Below are three layout options I explored. The first leads with a hero video, followed by three devices, then links through to the watch and tablet pages. The second leads with one main device and two supporting devices, followed by the same links. The third follows the same structure as the second but without the black background, and is the version we went live with. You can see my annotations for the development team on this one. We chose this layout because it struck a better balance between the Three and Samsung brand identities than the darker, more Samsung-led option.

Solve the SEO gap with purpose-built landing pages

I worked with the SEO team to create landing pages built around what people searching for the S24 were actually typing. I wireframed each page, decided the section structure, and handled the internal linking. Organic traffic went up vs the S23 launch, despite volatile search rankings at launch.

Cut what didn’t serve conversion

Video was on the table early on. I pushed to drop it. The performance risk on mobile and the technical complexity under a fixed deadline wasn’t worth it, and it would have shifted the page toward brand feel rather than purchase intent.

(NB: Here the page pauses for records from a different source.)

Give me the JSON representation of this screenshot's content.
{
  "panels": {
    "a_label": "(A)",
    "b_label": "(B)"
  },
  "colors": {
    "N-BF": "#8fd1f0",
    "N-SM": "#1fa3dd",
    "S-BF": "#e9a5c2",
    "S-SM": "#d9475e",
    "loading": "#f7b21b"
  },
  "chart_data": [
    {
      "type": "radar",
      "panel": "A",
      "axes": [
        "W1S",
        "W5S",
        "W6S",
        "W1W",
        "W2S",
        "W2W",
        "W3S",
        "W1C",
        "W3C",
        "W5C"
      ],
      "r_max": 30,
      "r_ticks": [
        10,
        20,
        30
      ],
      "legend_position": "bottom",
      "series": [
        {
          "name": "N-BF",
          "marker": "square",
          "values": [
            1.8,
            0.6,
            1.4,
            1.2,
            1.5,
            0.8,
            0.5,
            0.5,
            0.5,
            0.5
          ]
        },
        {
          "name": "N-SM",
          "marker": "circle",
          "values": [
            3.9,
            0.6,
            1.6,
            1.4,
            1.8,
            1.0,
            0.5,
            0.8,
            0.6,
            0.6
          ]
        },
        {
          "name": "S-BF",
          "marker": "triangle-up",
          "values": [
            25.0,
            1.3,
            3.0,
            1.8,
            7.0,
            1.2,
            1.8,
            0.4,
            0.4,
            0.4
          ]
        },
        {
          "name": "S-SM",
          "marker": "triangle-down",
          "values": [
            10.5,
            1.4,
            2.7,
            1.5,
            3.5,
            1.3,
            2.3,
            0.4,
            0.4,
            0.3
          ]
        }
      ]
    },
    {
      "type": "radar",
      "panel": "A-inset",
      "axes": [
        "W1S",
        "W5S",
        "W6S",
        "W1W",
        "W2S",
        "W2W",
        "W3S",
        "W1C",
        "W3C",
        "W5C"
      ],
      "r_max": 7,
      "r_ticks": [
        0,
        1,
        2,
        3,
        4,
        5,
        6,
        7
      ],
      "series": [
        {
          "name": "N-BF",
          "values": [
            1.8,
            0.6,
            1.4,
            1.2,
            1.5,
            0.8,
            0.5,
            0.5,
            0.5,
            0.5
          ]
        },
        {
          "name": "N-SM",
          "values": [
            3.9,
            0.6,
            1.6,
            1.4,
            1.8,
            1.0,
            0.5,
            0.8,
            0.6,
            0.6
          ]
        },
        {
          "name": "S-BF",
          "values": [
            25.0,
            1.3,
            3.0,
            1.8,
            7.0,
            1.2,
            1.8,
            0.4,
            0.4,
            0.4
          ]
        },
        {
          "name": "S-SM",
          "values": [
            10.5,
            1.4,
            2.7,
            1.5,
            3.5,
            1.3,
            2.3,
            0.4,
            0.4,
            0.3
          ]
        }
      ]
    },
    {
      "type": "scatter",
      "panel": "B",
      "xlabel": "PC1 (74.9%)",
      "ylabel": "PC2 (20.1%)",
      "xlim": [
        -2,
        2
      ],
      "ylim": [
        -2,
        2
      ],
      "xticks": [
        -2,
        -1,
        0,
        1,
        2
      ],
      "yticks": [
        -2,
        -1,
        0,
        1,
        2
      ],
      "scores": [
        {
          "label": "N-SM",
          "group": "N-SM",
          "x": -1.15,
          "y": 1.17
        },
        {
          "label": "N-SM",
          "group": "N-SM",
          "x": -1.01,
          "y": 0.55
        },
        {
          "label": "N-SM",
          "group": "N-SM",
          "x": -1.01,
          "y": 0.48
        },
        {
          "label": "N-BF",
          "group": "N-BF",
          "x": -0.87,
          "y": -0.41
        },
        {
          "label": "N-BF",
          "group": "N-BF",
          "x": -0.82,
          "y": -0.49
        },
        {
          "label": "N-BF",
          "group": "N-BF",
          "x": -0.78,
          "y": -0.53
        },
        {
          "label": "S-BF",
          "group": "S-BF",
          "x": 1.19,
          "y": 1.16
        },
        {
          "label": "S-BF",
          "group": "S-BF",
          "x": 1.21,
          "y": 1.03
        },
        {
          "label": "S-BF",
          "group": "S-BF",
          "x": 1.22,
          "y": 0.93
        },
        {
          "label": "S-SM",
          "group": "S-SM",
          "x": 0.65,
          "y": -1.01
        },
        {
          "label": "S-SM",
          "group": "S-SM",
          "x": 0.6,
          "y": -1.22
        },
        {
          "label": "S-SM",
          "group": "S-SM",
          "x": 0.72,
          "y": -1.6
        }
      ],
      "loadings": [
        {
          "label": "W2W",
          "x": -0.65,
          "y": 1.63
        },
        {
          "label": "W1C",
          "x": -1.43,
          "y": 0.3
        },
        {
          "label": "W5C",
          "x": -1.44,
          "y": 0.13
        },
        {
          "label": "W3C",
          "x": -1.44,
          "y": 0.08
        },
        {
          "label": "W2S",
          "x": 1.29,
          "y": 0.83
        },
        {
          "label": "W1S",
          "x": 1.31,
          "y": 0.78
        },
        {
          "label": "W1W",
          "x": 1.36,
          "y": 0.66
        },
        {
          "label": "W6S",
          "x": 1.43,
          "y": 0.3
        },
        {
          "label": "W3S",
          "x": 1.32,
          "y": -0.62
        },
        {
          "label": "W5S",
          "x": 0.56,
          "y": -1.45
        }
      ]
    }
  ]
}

Removing the carousel also meant the page was going to get longer, since that content was no longer collapsed into a single rotating slot. I wanted people to focus on the new Samsung devices, not get distracted scrolling past everything else. My solution was to reduce the supporting content from large promotional cards down to its core content and text links. The before and after below shows the same sections and the same links, just far more efficient with space. I had to reassure stakeholders that nothing was being lost, just deprioritised for a short period while the launch had its moment.

Outcome

“Best in Class”

Samsung, on Three’s S24 homepage takeover.

No other UK mobile operator delivered a comparable homepage experience for the launch. Three was first operator live in market, with pages up at 6.10pm, during Samsung’s keynote. Internal stakeholders described it as the smoothest Samsung launch and merchandising rollout to date.

Lasting Impact

The homepage takeover approach became the blueprint for future device launches at Three. The A/B test results contributed directly to the decision to remove the carousel permanently, a change that outlasted the campaign by a long way.

Reflection

The trading team pushback on the carousel was the most important moment in this project. It would have been easy to compromise and keep it. Instead, I pushed for a test. That’s the difference between a UX decision that lands and one that gets watered down, having the data ready, and being willing to ask for the test rather than talk your way around it.

The SEO piece was also a reminder that UX work at this level isn’t just about the screen in front of the user. The landing page structure and internal linking were as important to the launch’s success as the homepage layout itself.